火山

インドネシア・カランゲタン山で溶岩流発生!海岸に到達寸前 避難開始(動画)

 インドネシアとフィリピンの間に位置するシアウ島で3日、カランゲタン山が噴火し、溶岩が流出した。溶岩流は海岸線まで数百メートルの距離まで迫っており、ふもとに住む6家族22人が緊急脱出したという。

 

 シアウ島は、昨年9月にマグニチュード7.5の地震が起こったスラウェシ島と、フィリピンのミンダナオ島にはさまれたセレベス海に浮かぶ火山島だ。
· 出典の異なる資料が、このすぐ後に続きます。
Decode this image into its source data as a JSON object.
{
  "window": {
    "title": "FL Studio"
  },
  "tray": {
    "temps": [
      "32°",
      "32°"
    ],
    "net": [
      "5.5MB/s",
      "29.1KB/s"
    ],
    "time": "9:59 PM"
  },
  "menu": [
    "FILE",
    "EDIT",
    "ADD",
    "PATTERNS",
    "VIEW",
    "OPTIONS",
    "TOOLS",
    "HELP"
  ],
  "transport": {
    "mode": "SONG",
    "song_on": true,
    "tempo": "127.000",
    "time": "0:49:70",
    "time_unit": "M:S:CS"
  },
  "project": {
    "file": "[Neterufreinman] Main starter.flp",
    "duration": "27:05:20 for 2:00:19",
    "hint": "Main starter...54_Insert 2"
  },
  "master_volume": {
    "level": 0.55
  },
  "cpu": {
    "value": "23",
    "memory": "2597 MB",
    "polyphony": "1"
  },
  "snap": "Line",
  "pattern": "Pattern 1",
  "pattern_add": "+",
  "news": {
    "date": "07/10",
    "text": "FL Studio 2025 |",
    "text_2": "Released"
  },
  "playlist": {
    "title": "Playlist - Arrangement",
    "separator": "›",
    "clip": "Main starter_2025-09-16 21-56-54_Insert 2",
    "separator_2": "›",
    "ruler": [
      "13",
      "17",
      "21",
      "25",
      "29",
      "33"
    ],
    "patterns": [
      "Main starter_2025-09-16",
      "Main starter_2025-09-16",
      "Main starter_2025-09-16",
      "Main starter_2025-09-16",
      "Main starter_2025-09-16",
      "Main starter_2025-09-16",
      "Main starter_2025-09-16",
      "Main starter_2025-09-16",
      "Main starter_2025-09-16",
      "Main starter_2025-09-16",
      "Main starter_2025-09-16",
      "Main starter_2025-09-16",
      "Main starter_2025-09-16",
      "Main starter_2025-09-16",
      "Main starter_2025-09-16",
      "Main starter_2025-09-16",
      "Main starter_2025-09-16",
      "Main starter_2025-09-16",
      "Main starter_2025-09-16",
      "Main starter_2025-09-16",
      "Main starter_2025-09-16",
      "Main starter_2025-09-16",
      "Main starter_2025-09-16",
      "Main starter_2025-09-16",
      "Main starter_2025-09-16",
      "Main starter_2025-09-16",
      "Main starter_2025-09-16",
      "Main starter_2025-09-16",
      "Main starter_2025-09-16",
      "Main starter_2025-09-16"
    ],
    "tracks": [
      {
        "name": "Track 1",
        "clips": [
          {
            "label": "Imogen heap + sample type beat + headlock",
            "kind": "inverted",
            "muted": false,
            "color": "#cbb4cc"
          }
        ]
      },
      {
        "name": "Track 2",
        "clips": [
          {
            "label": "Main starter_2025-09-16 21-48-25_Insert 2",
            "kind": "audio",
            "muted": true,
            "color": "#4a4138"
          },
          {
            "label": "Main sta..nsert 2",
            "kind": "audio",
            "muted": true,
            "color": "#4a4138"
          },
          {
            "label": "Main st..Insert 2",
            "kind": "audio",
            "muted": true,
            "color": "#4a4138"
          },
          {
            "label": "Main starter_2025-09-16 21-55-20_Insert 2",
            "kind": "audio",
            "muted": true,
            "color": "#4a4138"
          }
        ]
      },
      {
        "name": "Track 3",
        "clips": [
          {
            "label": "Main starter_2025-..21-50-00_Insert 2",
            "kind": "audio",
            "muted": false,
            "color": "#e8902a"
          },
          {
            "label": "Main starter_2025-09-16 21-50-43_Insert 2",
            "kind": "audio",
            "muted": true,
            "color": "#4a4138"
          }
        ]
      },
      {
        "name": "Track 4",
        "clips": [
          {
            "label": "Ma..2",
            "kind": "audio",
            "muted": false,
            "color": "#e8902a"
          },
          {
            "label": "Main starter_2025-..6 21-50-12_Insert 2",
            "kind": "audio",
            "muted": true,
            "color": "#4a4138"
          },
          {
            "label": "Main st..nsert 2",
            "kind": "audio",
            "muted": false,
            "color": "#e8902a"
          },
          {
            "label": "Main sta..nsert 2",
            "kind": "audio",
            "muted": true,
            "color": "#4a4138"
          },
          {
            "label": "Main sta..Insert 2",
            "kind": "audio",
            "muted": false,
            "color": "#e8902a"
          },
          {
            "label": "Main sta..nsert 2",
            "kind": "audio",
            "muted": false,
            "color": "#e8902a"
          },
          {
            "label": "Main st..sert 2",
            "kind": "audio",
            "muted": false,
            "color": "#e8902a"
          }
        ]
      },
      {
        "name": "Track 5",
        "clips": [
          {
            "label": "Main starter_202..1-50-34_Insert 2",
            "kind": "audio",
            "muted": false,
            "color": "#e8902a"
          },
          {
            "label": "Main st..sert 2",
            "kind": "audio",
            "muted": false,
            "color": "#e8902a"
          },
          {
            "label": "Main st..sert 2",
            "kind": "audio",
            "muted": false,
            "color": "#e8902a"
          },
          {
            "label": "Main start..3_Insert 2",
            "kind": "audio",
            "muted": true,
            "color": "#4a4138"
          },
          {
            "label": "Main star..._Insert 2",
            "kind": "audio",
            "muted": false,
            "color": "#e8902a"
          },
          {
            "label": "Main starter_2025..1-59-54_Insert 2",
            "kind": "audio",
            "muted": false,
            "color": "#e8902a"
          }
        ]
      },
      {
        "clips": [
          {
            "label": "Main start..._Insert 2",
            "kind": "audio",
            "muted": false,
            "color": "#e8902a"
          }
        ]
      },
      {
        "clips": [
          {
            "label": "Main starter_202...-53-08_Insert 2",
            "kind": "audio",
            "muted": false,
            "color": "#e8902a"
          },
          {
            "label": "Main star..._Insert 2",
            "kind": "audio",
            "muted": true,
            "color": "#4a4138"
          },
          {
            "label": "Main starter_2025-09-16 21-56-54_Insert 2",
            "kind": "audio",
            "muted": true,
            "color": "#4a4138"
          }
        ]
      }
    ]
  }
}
現地語で「アピ・シアウ」とも呼ばれるカランゲタン山は、もともと活発な火山で、1997年の火砕流では3人の島民が死亡。

 

 2010年の噴火では、4人の島民が行方不明になったとされ、2011年3月11日の東日本大震災で、太平洋全体に津波が発生した数時間後にも、再び大噴火した。このときも溶岩や噴煙が高く立ち上ったが、深刻な被害や死亡者はなく、インドネシア国家防災庁は、噴火警戒レベルを危険度が2番目に高い「オレンジ」を維持している。(動画提供:Sitaro HEBAT)

 

311の津波発生後にも噴火

 2018年11月以降、北部斜面にある火口では中規模の爆発が相次いで発生していたが、きのう(3日)は南側の火口が噴火。噴火の規模自体は大きくないが、溶岩流の長さは2700メートルに達し、海岸までわずか600メートルの距離まで近づいている。このため、現地ではすでに6家族22人が緊急避難を始めた。

 

 欧州の地球観測衛星センチネル2号の観測画像でも、オレンジ色に輝く溶岩流が海岸近くの主要道路に接近し、斜面の木々が燃え広がっているのがわかる。シアウ島は2万人以上の島民が住んでいるという。